Yes Bank reveals part of Q2 results in exchange filing
City: 

After a steep fall on Friday, the Yes Bank stock made a dramatic turnaround on Monday. The Rana Kapoor-led bank’s stock, which nearly soared 10 per cent on the bourses at close, was the biggest gainer among the blue chips.

The stock’s rise is largely attributed to the lender’s statement that it is fully geared up for the  succession plan for its MD and CEO and it will finalise two external experts for the search committee by October 7.

However, another reason for the stock’s sudden vault could be that the lender has revealed a part of its unaudited financial results for September quarter 2018 on Monday. In an attempt to pacify investors, who pummelled the stock on Friday to a one-year low of 183.65, or 9.64 per cent, the mid-sized lender said on Monday it deposits climbed 41 per cent year-on-year during the July-September quarter to Rs 2.23 lakh crore. This disclosure, ahead of its official declaration of earnings, has stumped marketmen, as this is usually considered a silent period for companies.

However, Yes Bank officials have maintained that the disclosure has not violated any Sebi regulations in this regard. An analysts’ meeting of the bank has also been scheduled for Monday evening, but no details of the interface is not immediately available.

In a filing to the stock exchanges, Yes Bank also said its loans and advances grew 61.5 per cent to Rs 2.40 lakh crore. In deposits, the CASA (current and savings account) ratio grew 28.2 percent to 33.8 per cent of total deposits, it said. It said the gross non-performing assets (NPAs) stood lower at 1.35 per cent of gross advances against 1.82 percent in the corresponding quarter last year.
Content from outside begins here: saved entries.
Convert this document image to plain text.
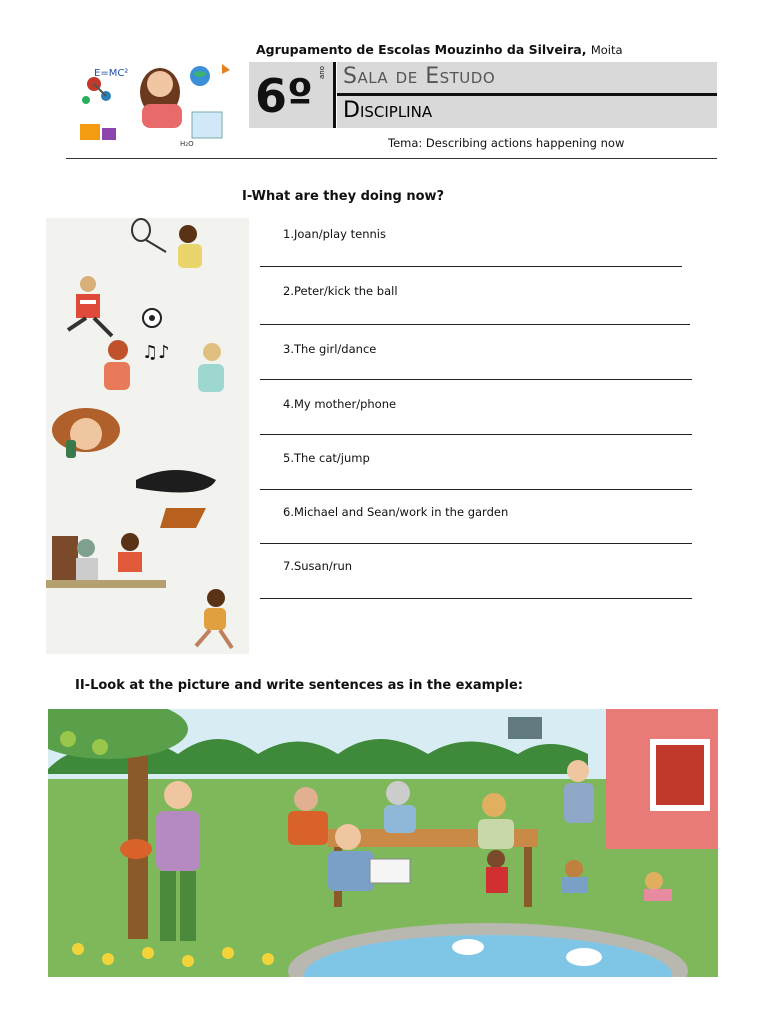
Agrupamento de Escolas Mouzinho da Silveira, Moita
E=MC²
H₂O
6º ano Sala de Estudo
Disciplina
Tema: Describing actions happening now
I-What are they doing now?
♫♪
1.Joan/play tennis
2.Peter/kick the ball
3.The girl/dance
4.My mother/phone
5.The cat/jump
6.Michael and Sean/work in the garden
7.Susan/run
II-Look at the picture and write sentences as in the example:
“Over the past few days, some unfounded speculations regarding the Bank’s asset quality have been brought to its notice. In this context, management clarifies that the asset quality continues to be stable…and reiterates its credit cost guidance at 50-70 bps for FY19 (76 bps for FY18),” the release said.

It added that the bank has a liquidity coverage ratio (LCR) of about 101 per cent as on September 30, 2018 as against the minimum regulatory requirement of 90 per cent. The bank’s average daily LCR for Q2 FY19 was  about 100 per cent. The bank’s liquidity position will further benefit from the recent RBI measures announced last week to ease systemic liquidity.

The financial results are subject to approval by the audit committee of the board, board of directors and review by the statutory auditors of the bank. The bank said it is fully geared for CEO and MD's succession planning after Rana Kapoor.

 “Pursuant to the board of directors meeting dated September 25, 2018, the two external experts of the ‘search & selection committee’ will be finalised by October 7, 2018.” The committee is assisted by a global leadership advisory firm, and will evaluate both internal and external candidates and make suitable recommendations to the board of directors for onward submission to RBI, it said. The Yes Bank stock ended at Rs 201.20 on the BSE on Monday. Intra-day, it jumped 14.30 per cent to Rs 209.70. On the NSE, the shares climbed 8.82 per cent to close at Rs 199.85. Yes Bank shares had plunged 46 per cent in September as investors turned cautious after the RBI cut short Rana Kapoor's tenure as CEO& MD.